Now Streaming: WECRASHED, Honestly, Some People

Jared Leto and Anne Hathaway star in a series that details the rise and fall of WeWork, debuting on Apple TV+.

WeDrowned.

WeCrashed
The first three episodes premiere globally March 18 on Apple TV+. New weekly installments will follow each Friday during its eight-episode season through April 22. I've seen all eight episodes

Startups depend upon two things: (1) a great idea and (2) a great leader.

The 21st Century business world is littered with a lot of great ideas that were dreamed up by lousy leaders, wonderfully creative dreamers who should have turned over their great ideas to boring business people who knew how to make money.

It follows that the 2022 streaming world is littered with a lot of great ideas that go on and on and on, stretched way beyond their creative breaking point and the viewer's tolerance for watching arrogant dreamers portrayed by talented performers.

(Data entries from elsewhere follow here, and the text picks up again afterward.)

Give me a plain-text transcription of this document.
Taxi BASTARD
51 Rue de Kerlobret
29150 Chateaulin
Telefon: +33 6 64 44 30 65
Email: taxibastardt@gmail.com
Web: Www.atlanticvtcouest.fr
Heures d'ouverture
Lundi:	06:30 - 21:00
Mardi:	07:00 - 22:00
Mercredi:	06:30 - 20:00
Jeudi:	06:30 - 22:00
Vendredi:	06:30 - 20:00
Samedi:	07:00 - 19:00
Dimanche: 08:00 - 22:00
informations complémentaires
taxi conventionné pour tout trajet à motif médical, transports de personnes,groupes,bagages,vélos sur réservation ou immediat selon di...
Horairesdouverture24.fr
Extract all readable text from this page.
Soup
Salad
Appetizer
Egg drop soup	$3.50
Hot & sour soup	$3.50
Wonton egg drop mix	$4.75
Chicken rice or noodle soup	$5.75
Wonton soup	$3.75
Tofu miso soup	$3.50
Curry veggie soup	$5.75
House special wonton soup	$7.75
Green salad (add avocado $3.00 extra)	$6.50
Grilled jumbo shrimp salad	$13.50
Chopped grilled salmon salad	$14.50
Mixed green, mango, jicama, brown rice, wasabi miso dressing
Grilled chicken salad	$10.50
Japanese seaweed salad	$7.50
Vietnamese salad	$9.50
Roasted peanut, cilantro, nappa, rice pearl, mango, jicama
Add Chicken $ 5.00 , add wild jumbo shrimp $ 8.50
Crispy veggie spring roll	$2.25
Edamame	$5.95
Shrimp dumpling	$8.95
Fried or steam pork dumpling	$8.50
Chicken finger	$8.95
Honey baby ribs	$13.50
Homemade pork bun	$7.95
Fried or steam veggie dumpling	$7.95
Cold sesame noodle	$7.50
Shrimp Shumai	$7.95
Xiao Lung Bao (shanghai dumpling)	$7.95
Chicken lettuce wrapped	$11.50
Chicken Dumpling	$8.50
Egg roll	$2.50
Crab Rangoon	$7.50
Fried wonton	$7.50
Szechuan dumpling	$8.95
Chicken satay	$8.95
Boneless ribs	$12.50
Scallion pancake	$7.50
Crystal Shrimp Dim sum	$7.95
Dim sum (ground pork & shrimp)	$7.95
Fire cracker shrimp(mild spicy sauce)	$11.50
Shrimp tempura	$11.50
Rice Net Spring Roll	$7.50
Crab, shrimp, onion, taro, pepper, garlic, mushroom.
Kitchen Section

As it happens, The Dropout, starring Amanda Seyfried, dropped last week on Hulu; this week, WeCrashed, starring Jared Leto and Anne Hathaway, drops on Apple TV+. In between, Super Pumped, starring Joseph Gordon-Levitt, dropped on Showtime. All three follow wonderfully creative dreamers behind companies that achieved multi-billion dollar valuations; all the dreamers' dreams eventually ended up in the hands of others.

Yet, like a slow-motion automobile accident on the other side of the highway, failure can be fascinating to watch. Of these three, I've only seen WeCrashed from start to finish, all eight episodes, and I must say that all the accumulated awfulness has been a drag to binge because I felt like my soul was drowning by the end.

Only the first three episodes are available, and that's a good thing. The first two showcase Jared Leto as Adam, a human idea generator from Israel, as he meets Anne Hathaway as Rebekah, an aspiring actress. Immediately smitten, Adam doggedly pursues Rebekah until she succumbs to his sweet persistence.

As a parallel, intertwining story, Adam meets Miguel (Kyle Marvin), a young architect, who helps Adam with a crazy idea about leasing office space and transforming it into a vision for a worldwide community. Together with Rebekah, they begin laying the building blocks for a company that will storm the stodgy old financial markets, roil Wall Street, and sell investors on the idea that their company, WeWork, will somehow turn a profit on the magnificence of their dream and more money, more money, more money.

Leto and Hathaway are wonderfully magnetic together. On his own, Leto is a powerful and charming figure as the fast-talking Adam; he is the consummate salesman. Hathaway is also great as the equally arrogant Rebekah. Both are blind to their own aggressively inflated view of their own personal superiority to every other person on the entire planet, certain that any problems they encounter are due to the puny thinking of puny people.

Created by Drew Crevello and Lee Isenberg from a podcast, WeCrashed goes long on the idea that watching two infuriatingly self-involved yet eminently attractive people, portrayed by two very talented actors, is an intrinsically compelling proposition. The challenge here is that blowing up the story, the main points of which were persuasively covered in less than two hours in Jed Rothstein's documentary WeWork: or, The Making and Breaking of a $47 Billion Unicorn -- now streaming on Hulu -- into a series that stretches over nearly eight hours doesn't bring much more to the story.

It does, however, allow for extravagantly-enacted recreations of lovely sets, impressive production design and exquisite costuming throughout, and the luxury of enjoying two immersive performances at length. Your mileage may vary.